Regulation of AI won't matter:
https://www.scientificamerican.com/article/heres-why-ai-may-be-extremely-dangerous-whether-its-conscious-or-not/
Here’s another way of looking at it: a superintelligent AI will be able to do in about one second what it would take a team of 100 human software engineers a year or more to complete. Or pick any task, like designing a new advanced airplane or weapon system, and superintelligent AI could do this in about a second. Once AI systems are built into robots, they will be able to act in the real world, rather than only the virtual (electronic) world, with the same degree of superintelligence, and will of course be able to replicate and improve themselves at a superhuman pace. Any defenses or protections we attempt to build into these AI “gods,” on their way toward godhood, will be anticipated and neutralized with ease by the AI once it reaches superintelligence status. This is what it means to be superintelligent.
Scientific American has Scien[ce] in name of the magazine. I can't think of a more mic-drop-ey concept.
All fine to talk about, but how about one simple rule:
Every computer must be built with a simple power switch (as opposed to a relay, or worse, a shutdown routine). At least if one of these things does get out of hand, we need to be able to shut it down, rather than expecting it to be willing to commit suicide just because we ask it to.
When an industry supports regulating itself most of the time it is to stifle competition.
When people talk of AI and regulating it, it makes me think of Neuromancer by William Gibson. In there, you have the Turing Police investigating out of control AIs. There is a big difference between something that seems intelligent (ChatGPT) and something that is (Wintermute).
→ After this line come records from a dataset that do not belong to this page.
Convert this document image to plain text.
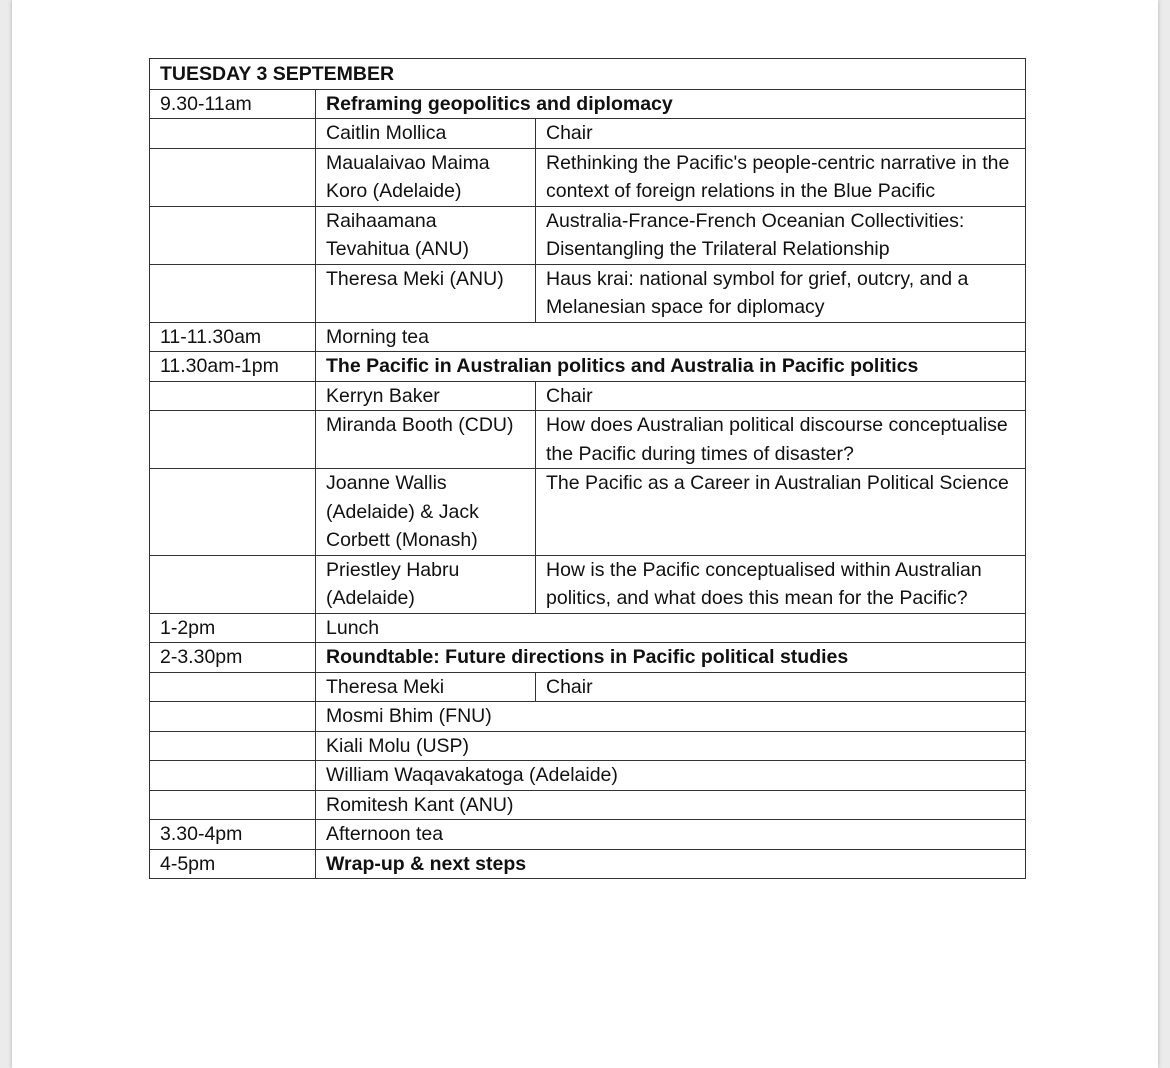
TUESDAY 3 SEPTEMBER		
9.30-11am	Reframing geopolitics and diplomacy	
	Caitlin Mollica	Chair
	Maualaivao Maima Koro (Adelaide)	Rethinking the Pacific's people-centric narrative in the context of foreign relations in the Blue Pacific
	Raihaamana Tevahitua (ANU)	Australia-France-French Oceanian Collectivities: Disentangling the Trilateral Relationship
	Theresa Meki (ANU)	Haus krai: national symbol for grief, outcry, and a Melanesian space for diplomacy
11-11.30am	Morning tea	
11.30am-1pm	The Pacific in Australian politics and Australia in Pacific politics	
	Kerryn Baker	Chair
	Miranda Booth (CDU)	How does Australian political discourse conceptualise the Pacific during times of disaster?
	Joanne Wallis (Adelaide) & Jack Corbett (Monash)	The Pacific as a Career in Australian Political Science
	Priestley Habru (Adelaide)	How is the Pacific conceptualised within Australian politics, and what does this mean for the Pacific?
1-2pm	Lunch	
2-3.30pm	Roundtable: Future directions in Pacific political studies	
	Theresa Meki	Chair
	Mosmi Bhim (FNU)	
	Kiali Molu (USP)	
	William Waqavakatoga (Adelaide)	
	Romitesh Kant (ANU)	
3.30-4pm	Afternoon tea	
4-5pm	Wrap-up & next steps	
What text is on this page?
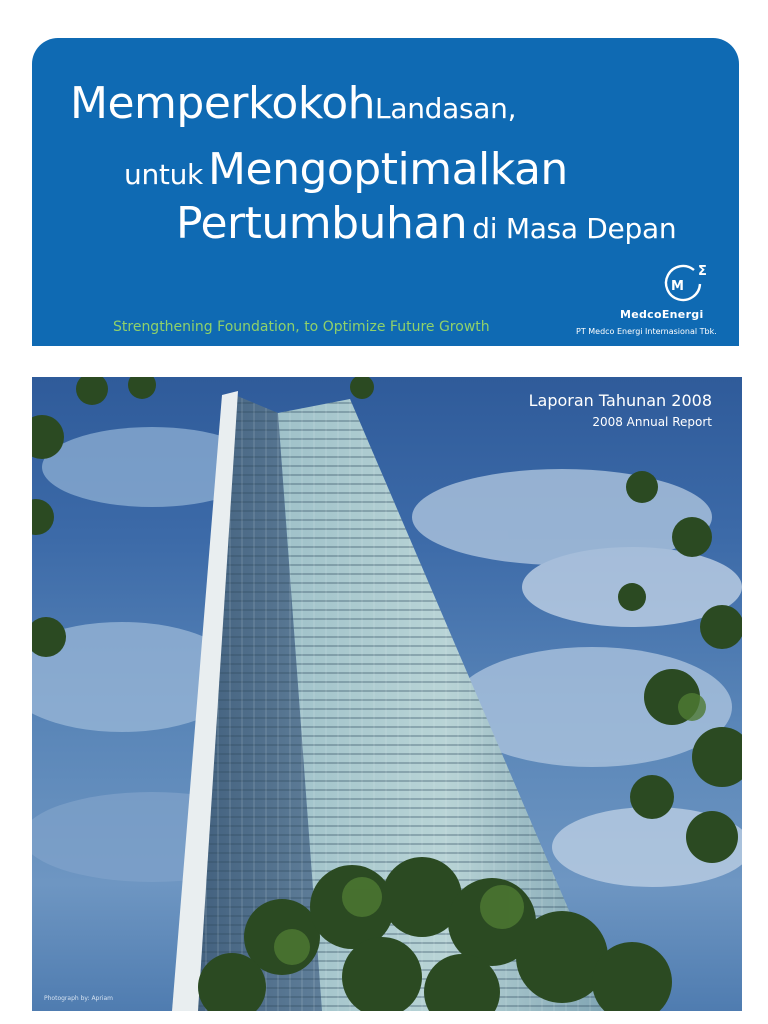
MemperkokohLandasan,
untuk Mengoptimalkan
Pertumbuhan di Masa Depan
Strengthening Foundation, to Optimize Future Growth
M
Σ
MedcoEnergi
PT Medco Energi Internasional Tbk.
Laporan Tahunan 2008
2008 Annual Report
Photograph by: Apriam
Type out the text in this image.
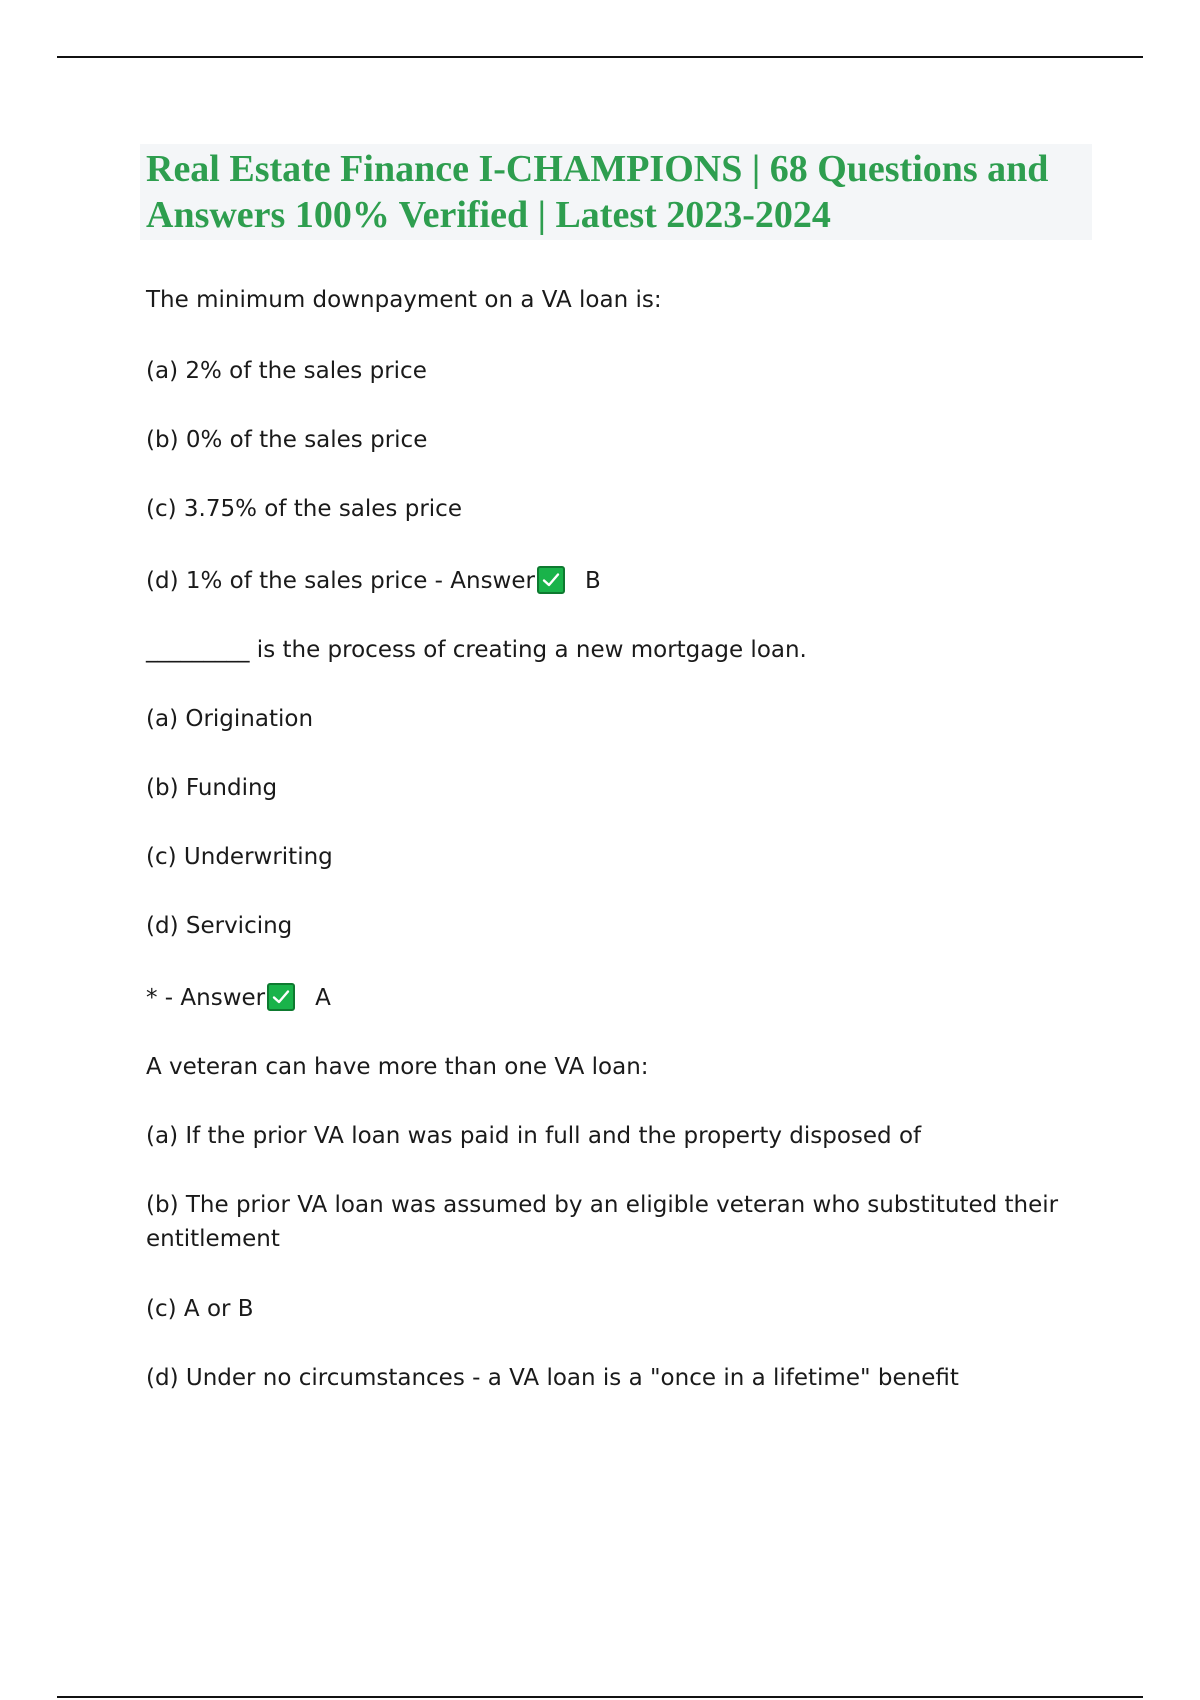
Real Estate Finance I-CHAMPIONS | 68 Questions and Answers 100% Verified | Latest 2023-2024

The minimum downpayment on a VA loan is:

(a) 2% of the sales price

(b) 0% of the sales price

(c) 3.75% of the sales price

(d) 1% of the sales price - Answer B

_________ is the process of creating a new mortgage loan.

(a) Origination

(b) Funding

(c) Underwriting

(d) Servicing

* - Answer A

A veteran can have more than one VA loan:

(a) If the prior VA loan was paid in full and the property disposed of

(b) The prior VA loan was assumed by an eligible veteran who substituted their entitlement

(c) A or B

(d) Under no circumstances - a VA loan is a "once in a lifetime" benefit
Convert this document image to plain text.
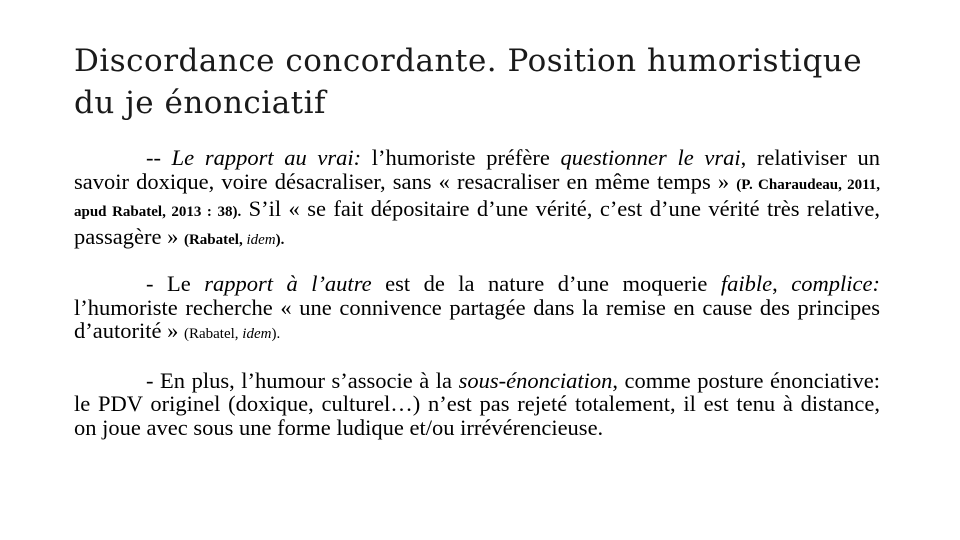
Discordance concordante. Position humoristique du je énonciatif

-- Le rapport au vrai: l’humoriste préfère questionner le vrai, relativiser un savoir doxique, voire désacraliser, sans « resacraliser en même temps » (P. Charaudeau, 2011, apud Rabatel, 2013 : 38). S’il « se fait dépositaire d’une vérité, c’est d’une vérité très relative, passagère » (Rabatel, idem).

- Le rapport à l’autre est de la nature d’une moquerie faible, complice: l’humoriste recherche « une connivence partagée dans la remise en cause des principes d’autorité » (Rabatel, idem).

- En plus, l’humour s’associe à la sous-énonciation, comme posture énonciative: le PDV originel (doxique, culturel…) n’est pas rejeté totalement, il est tenu à distance, on joue avec sous une forme ludique et/ou irrévérencieuse.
When I can't break ChatGPT in one minute then it will be time to worry.
A well-informed commentary on the "state of the debate", but lacking in insight or application of libertarian principles.
1. "Better safe than sorry" is a pedantic version of the "Precautionary Principle" used by every regulatory bureaucracy: Every potential risk must preclude the private (though not governmental) use of anything. If there's *any* hazard, the bureaucrat is desperate to ban *everyone* from using the product or service, no matter how beneficial it might be.
2. No informed person has every stipulated what hazards there might be to using a "ChatBot" that doesn't already exist in normal methods of communicating facts and fallacies. For decades, hackers have been buying vast bundles of IP addresses to distribute hype and lies to internet resources that consider each IP address a separate user or independent publisher.
3. There is no "artificial intelligence" with independent existence or free will. Everything a "ChatBot" does or says has been programmed by people or crafted into existing sources (like Wikipedia) over the course of decades. There is nothing novel in "Artificial Stupidity", practiced with impunity by every politician since King David.
4. The claims of "social disasters" from AI (or AS) are ridiculous. The sole purpose of demanding government intervention is to eliminate competition. The novelty in the latest demands are that they are aimed at destroying the existing market leaders (in this case, Microsoft) from being successful.